Teach ‘Em, Then Trust ‘Em
Why are we making our children overly-sensitive and incompetent?
Ladies and gentlemen, exhibit A:
Guys. Life is a series of gambles, you buys your ticket and you takes your chances. Most of the time, things turn out okay. My own mother was the most protective one in the neighborhood. But she allowed me to hop on my bike and ride through the neighborhood to Gessner, a very busy road, to catch tadpoles in the bayou. (It was still a real bayou under that bridge, then. Not a concrete drainage ditch.) When I got my Friday allowance I biked to the 7-11, where nefarious teenagers dealt doobies in the parking lot. Inside, 25-cent comic books waited for me. (Fine. She was not aware of what the teens were doing, but I didn’t bother them, and they didn’t bother me.)
While my own kids were growing up, we were fortunate to live mere blocks from a small shopping area. And a well-traveled hiking/biking trail.
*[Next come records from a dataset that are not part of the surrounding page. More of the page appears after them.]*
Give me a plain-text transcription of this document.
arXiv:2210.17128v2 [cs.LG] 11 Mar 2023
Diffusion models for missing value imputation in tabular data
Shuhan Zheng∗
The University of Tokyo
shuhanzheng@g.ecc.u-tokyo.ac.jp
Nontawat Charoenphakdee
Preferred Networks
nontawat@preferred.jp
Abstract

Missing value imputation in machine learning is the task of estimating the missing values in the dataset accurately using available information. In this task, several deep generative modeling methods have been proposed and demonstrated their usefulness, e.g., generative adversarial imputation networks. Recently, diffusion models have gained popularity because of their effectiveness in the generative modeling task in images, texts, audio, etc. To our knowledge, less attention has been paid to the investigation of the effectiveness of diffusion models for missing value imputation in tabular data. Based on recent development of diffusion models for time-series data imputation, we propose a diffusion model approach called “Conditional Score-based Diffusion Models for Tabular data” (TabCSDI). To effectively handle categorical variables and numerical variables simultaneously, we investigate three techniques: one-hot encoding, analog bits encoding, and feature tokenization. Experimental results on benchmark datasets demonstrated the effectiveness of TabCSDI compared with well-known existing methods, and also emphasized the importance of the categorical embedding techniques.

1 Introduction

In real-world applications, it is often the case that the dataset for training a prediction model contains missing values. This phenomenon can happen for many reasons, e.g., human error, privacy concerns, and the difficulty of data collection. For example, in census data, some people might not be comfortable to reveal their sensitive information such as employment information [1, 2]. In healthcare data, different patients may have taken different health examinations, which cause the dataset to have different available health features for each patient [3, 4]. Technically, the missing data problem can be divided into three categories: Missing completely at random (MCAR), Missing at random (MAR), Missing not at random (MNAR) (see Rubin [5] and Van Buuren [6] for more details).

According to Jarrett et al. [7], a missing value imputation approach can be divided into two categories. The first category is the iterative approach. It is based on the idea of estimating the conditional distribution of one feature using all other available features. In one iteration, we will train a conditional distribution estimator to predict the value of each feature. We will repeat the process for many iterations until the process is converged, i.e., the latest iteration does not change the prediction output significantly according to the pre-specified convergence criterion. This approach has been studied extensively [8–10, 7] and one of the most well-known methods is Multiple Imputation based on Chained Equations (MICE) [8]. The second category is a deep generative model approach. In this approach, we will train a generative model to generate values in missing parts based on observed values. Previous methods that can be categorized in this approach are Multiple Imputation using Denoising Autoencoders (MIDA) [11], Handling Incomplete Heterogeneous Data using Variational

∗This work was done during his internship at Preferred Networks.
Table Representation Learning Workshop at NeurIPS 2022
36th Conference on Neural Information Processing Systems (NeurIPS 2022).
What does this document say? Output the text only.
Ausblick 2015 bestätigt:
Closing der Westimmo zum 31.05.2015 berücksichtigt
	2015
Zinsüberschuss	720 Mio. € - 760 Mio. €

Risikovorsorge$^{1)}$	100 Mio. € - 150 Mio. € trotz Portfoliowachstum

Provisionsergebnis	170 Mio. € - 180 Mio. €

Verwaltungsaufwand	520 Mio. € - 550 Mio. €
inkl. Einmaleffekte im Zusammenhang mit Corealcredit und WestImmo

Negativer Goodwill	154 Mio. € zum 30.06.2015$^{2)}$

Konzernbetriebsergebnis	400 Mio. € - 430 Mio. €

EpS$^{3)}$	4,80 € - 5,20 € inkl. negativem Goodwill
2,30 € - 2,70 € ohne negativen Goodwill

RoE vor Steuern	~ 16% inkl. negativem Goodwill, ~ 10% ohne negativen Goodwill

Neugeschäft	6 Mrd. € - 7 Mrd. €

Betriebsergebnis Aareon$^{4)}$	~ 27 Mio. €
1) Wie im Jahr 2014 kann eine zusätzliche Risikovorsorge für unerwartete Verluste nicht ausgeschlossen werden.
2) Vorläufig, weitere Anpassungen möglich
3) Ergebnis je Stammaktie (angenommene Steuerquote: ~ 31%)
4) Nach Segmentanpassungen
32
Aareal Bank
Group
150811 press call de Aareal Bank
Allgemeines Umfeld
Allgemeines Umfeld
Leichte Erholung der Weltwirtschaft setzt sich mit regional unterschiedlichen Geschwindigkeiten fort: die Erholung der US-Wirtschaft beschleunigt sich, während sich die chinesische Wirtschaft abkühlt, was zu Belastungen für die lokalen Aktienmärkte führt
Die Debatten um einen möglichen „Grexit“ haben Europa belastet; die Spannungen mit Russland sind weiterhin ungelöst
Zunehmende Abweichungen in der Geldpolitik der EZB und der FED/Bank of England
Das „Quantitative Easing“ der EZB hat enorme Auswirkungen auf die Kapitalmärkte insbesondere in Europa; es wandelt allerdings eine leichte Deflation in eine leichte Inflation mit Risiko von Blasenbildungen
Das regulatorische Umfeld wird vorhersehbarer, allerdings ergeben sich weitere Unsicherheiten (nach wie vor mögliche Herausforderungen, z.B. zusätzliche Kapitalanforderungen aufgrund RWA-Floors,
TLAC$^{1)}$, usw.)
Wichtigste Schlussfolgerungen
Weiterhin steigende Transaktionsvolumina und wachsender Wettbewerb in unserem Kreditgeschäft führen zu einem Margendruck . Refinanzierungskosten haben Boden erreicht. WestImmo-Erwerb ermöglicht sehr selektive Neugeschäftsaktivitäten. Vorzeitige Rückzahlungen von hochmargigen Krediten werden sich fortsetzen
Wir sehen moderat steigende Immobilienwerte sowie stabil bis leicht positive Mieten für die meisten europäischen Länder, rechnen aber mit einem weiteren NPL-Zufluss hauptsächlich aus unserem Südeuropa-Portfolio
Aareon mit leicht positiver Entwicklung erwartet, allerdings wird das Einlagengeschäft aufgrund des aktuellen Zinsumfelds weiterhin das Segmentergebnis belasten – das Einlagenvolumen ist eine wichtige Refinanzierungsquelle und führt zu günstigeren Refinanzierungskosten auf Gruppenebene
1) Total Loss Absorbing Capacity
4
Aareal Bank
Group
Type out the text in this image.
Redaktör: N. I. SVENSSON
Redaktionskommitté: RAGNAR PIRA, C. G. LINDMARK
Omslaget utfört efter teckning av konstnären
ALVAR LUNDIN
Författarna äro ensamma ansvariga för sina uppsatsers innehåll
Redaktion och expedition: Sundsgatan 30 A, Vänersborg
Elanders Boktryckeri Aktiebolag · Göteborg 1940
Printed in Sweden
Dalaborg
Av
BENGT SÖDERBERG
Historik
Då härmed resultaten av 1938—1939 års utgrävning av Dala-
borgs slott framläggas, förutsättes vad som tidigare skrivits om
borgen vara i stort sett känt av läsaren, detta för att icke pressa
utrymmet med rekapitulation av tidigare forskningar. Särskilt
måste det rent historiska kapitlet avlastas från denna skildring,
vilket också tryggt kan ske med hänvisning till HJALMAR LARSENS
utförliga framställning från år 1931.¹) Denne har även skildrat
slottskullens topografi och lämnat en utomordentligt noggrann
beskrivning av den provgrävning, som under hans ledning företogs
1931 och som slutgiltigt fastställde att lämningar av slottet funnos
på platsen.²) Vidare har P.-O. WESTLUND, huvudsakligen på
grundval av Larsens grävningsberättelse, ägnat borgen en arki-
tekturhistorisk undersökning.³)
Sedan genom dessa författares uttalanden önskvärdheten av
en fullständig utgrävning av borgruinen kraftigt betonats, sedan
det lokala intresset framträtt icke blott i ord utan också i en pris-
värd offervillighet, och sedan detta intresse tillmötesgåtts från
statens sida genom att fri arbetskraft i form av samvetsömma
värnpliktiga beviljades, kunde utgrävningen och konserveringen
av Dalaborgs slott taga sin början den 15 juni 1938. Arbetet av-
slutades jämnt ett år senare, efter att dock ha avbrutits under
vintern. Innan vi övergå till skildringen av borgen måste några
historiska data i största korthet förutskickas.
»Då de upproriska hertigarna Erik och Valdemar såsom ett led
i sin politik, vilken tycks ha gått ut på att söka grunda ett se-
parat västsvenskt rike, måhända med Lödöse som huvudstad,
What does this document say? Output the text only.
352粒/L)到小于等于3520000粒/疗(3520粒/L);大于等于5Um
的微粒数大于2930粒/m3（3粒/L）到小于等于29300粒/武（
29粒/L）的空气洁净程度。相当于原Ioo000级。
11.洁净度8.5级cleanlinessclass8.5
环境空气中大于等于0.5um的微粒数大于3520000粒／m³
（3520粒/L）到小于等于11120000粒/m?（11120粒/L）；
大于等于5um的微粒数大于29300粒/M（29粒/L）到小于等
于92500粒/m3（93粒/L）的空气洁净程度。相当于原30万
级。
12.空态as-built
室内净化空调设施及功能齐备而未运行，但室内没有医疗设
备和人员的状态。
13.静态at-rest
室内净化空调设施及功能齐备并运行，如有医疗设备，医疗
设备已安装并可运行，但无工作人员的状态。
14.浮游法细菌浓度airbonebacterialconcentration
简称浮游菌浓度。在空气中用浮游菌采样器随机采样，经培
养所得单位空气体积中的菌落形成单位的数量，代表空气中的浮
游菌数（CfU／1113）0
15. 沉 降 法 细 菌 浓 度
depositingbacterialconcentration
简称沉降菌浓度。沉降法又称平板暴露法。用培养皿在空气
When they hit the age of ten, away they went. With a friend or sibling, but parentless.I knew where they were. They knew when they were expected back. If they weren’t, they knew embarrassment would ensue.
Were there close calls? I know there were for me, and I bet there were for my kids, too. But sometimes you just gotta take a deep breath, calculate the risks, and trust the universe.
Or end up parenting those kids for the rest of your life.